Capping the prices of medical stents, which are used to treat coronary artery disease, by the National Pharmaceutical Pricing Authority (NPPA) is an extreme regulatory measure necessitated by the market failure that afflicts the overall delivery of health care in India. Rising costs have led to impoverishment of families and litigation demanding regulation. Given the overall dominance of private, commercial, for-profit health institutions, and the asymmetry confronting citizens, correctives to bring about a balance are inevitable. Two important pointers to the need for cost regulation are available from research published in The Lancet in December 2015: nearly two-thirds of the high out-of-pocket expenditure on health incurred by Indians went towards drugs; even the meagre research data available showed that there was irrational use of medical technologies, including cardiac stents and knee implants. Regulated prices can, therefore, be expected to make stents more accessible to patients who really need them, helping them avoid using up the weak insurance cover available, while also reducing the incentive for unethical hospitals to use them needlessly. It is worth recalling that there are over 60 million diagnosed diabetics in the country, and the average age at which the first heart attack strikes Indians is 50, a decade earlier than people in developed nations. At appropriate prices, and with a health system that pools the cost among all citizens, it would be possible to provide access to stents and other treatments for all.

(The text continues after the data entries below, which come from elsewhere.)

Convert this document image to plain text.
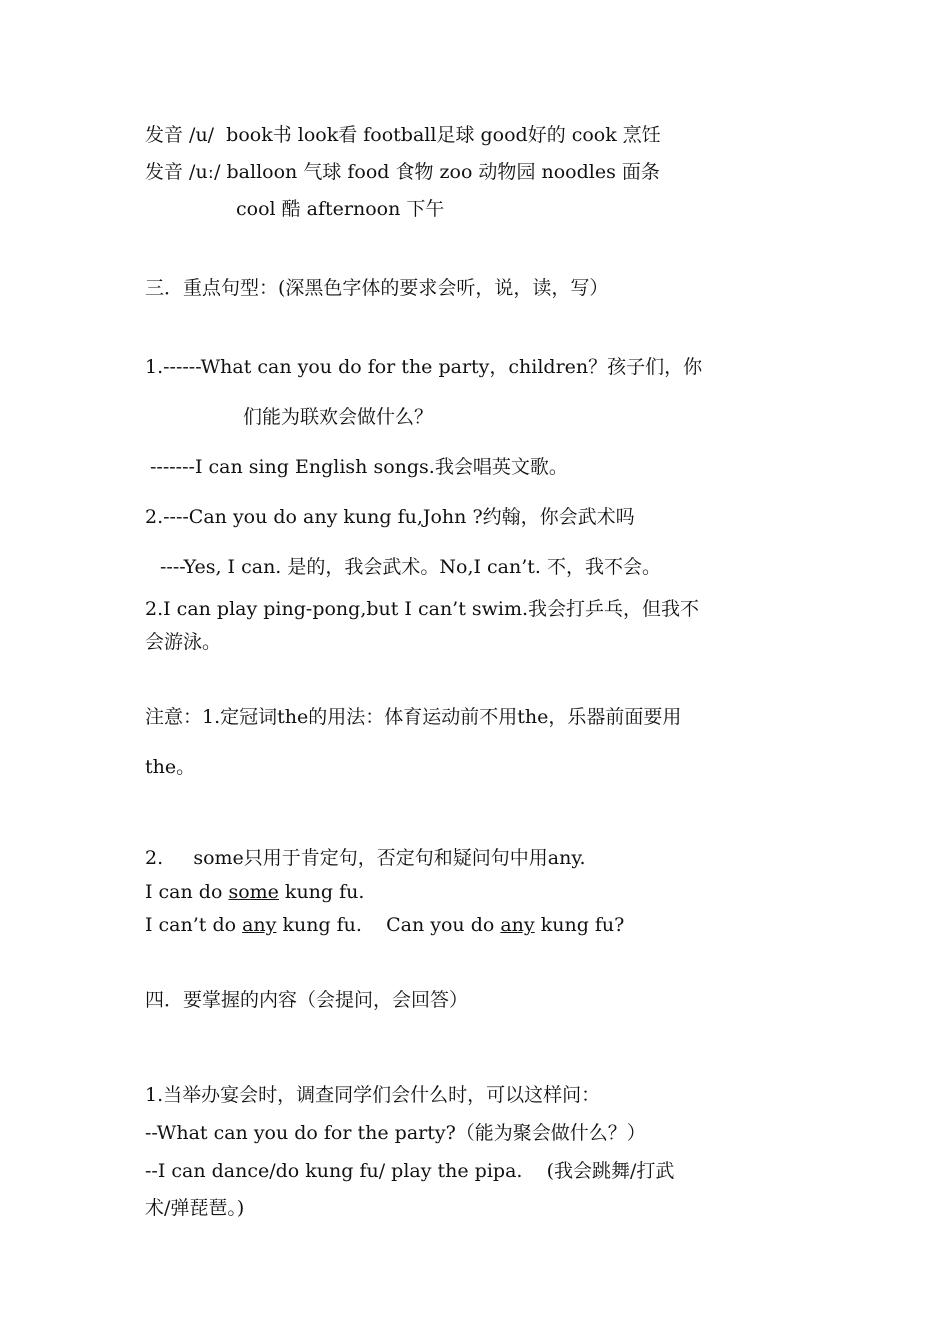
发音 /u/  book书 look看 football足球 good好的 cook 烹饪
发音 /uː/ balloon 气球 food 食物 zoo 动物园 noodles 面条
cool 酷 afternoon 下午
三．重点句型：(深黑色字体的要求会听，说，读，写）
1.------What can you do for the party，children？孩子们，你
们能为联欢会做什么？
-------I can sing English songs.我会唱英文歌。
2.----Can you do any kung fu,John ?约翰，你会武术吗
----Yes, I can. 是的，我会武术。No,I can’t. 不，我不会。
2.I can play ping-pong,but I can’t swim.我会打乒乓，但我不
会游泳。
注意：1.定冠词the的用法：体育运动前不用the，乐器前面要用
the。
2.     some只用于肯定句，否定句和疑问句中用any.
I can do some kung fu.
I can’t do any kung fu.    Can you do any kung fu?
四．要掌握的内容（会提问，会回答）
1.当举办宴会时，调查同学们会什么时，可以这样问：
--What can you do for the party?（能为聚会做什么？）
--I can dance/do kung fu/ play the pipa.    (我会跳舞/打武
术/弹琵琶。)
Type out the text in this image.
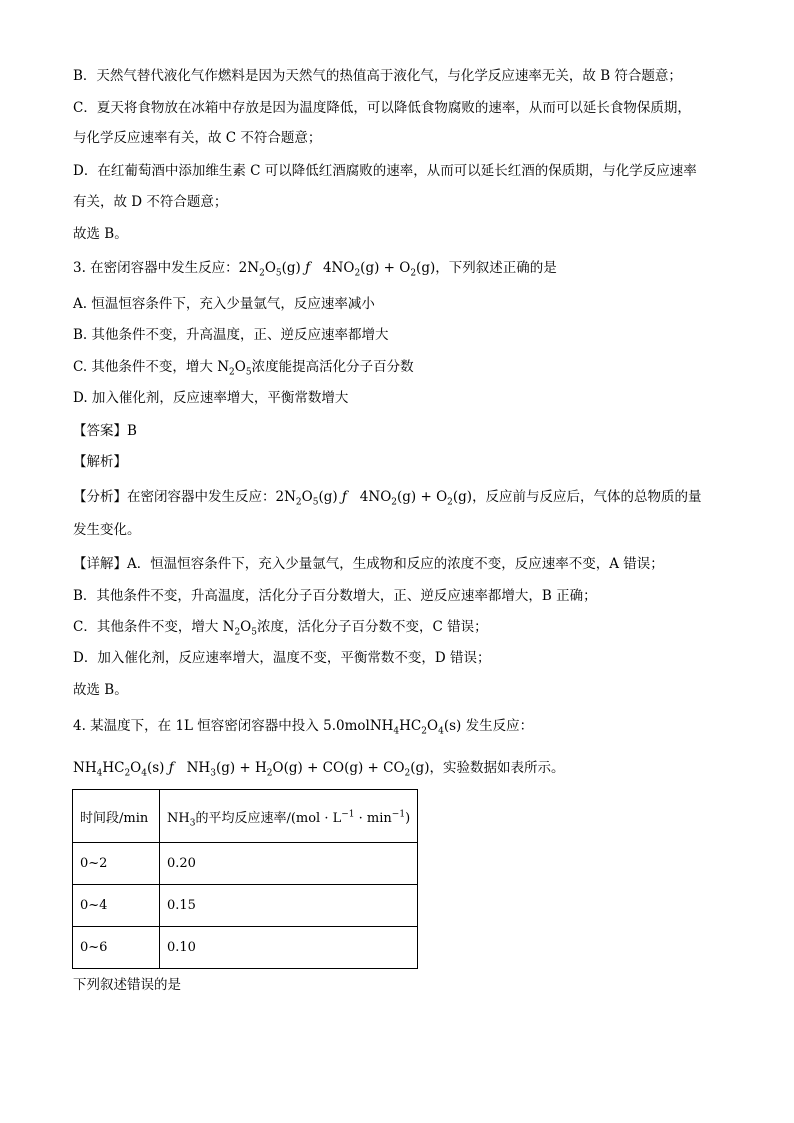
B．天然气替代液化气作燃料是因为天然气的热值高于液化气，与化学反应速率无关，故 B 符合题意；
C．夏天将食物放在冰箱中存放是因为温度降低，可以降低食物腐败的速率，从而可以延长食物保质期，
与化学反应速率有关，故 C 不符合题意；
D．在红葡萄酒中添加维生素 C 可以降低红酒腐败的速率，从而可以延长红酒的保质期，与化学反应速率
有关，故 D 不符合题意；
故选 B。
3. 在密闭容器中发生反应：$2N_2O_5(g)$ ƒ   $4NO_2(g) + O_2(g)$，下列叙述正确的是
A. 恒温恒容条件下，充入少量氩气，反应速率减小
B. 其他条件不变，升高温度，正、逆反应速率都增大
C. 其他条件不变，增大 $N_2O_5$浓度能提高活化分子百分数
D. 加入催化剂，反应速率增大，平衡常数增大
【答案】B
【解析】
【分析】在密闭容器中发生反应：$2N_2O_5(g)$ ƒ   $4NO_2(g) + O_2(g)$，反应前与反应后，气体的总物质的量
发生变化。
【详解】A．恒温恒容条件下，充入少量氩气，生成物和反应的浓度不变，反应速率不变，A 错误；
B．其他条件不变，升高温度，活化分子百分数增大，正、逆反应速率都增大，B 正确；
C．其他条件不变，增大 $N_2O_5$浓度，活化分子百分数不变，C 错误；
D．加入催化剂，反应速率增大，温度不变，平衡常数不变，D 错误；
故选 B。
4. 某温度下，在 1L 恒容密闭容器中投入 $5.0molNH_4HC_2O_4(s)$ 发生反应：
$NH_4HC_2O_4(s)$ ƒ   $NH_3(g) + H_2O(g) + CO(g) + CO_2(g)$，实验数据如表所示。
时间段/min	$NH_3$的平均反应速率$/(mol \cdot L^{-1} \cdot \min^{-1})$
0~2	0.20
0~4	0.15
0~6	0.10
下列叙述错误的是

Health-care providers often demand market-determined pricing of medical technologies on the ground that newer ones will not be available under a regulated regime. In the case of cardiac stents, this argument does not hold water since stakeholder consultations held by the NPPA in January revealed that there are ‘huge unethical markups’ in the supply chain. It would serve the cause of medical innovation if costing is transparent, and a system of risk pooling is introduced to help patients get expensive treatment without high out-of-pocket spending. It was estimated five years ago by the Planning Commission’s expert group on universal health coverage that raising spending on public procurement of medicines to 0.5% of GDP (from 0.1%) would provide all essential medicines to everyone. What is necessary, then, is for a two-pronged approach to improve access to medicines and technology. The Centre should monitor expenditures jointly in partnership with the community, use regulation where needed, and raise public spending on health. Several developing countries have moved ahead on this path. Well-considered price control is a positive step, but more needs to be done. The latest measure provides an opportunity to expand the availability of stents, and by extension angioplasty procedures, in the public health system. District hospitals should offer cardiac treatments uniformly. This should be a priority programme to be completed in not more than five years.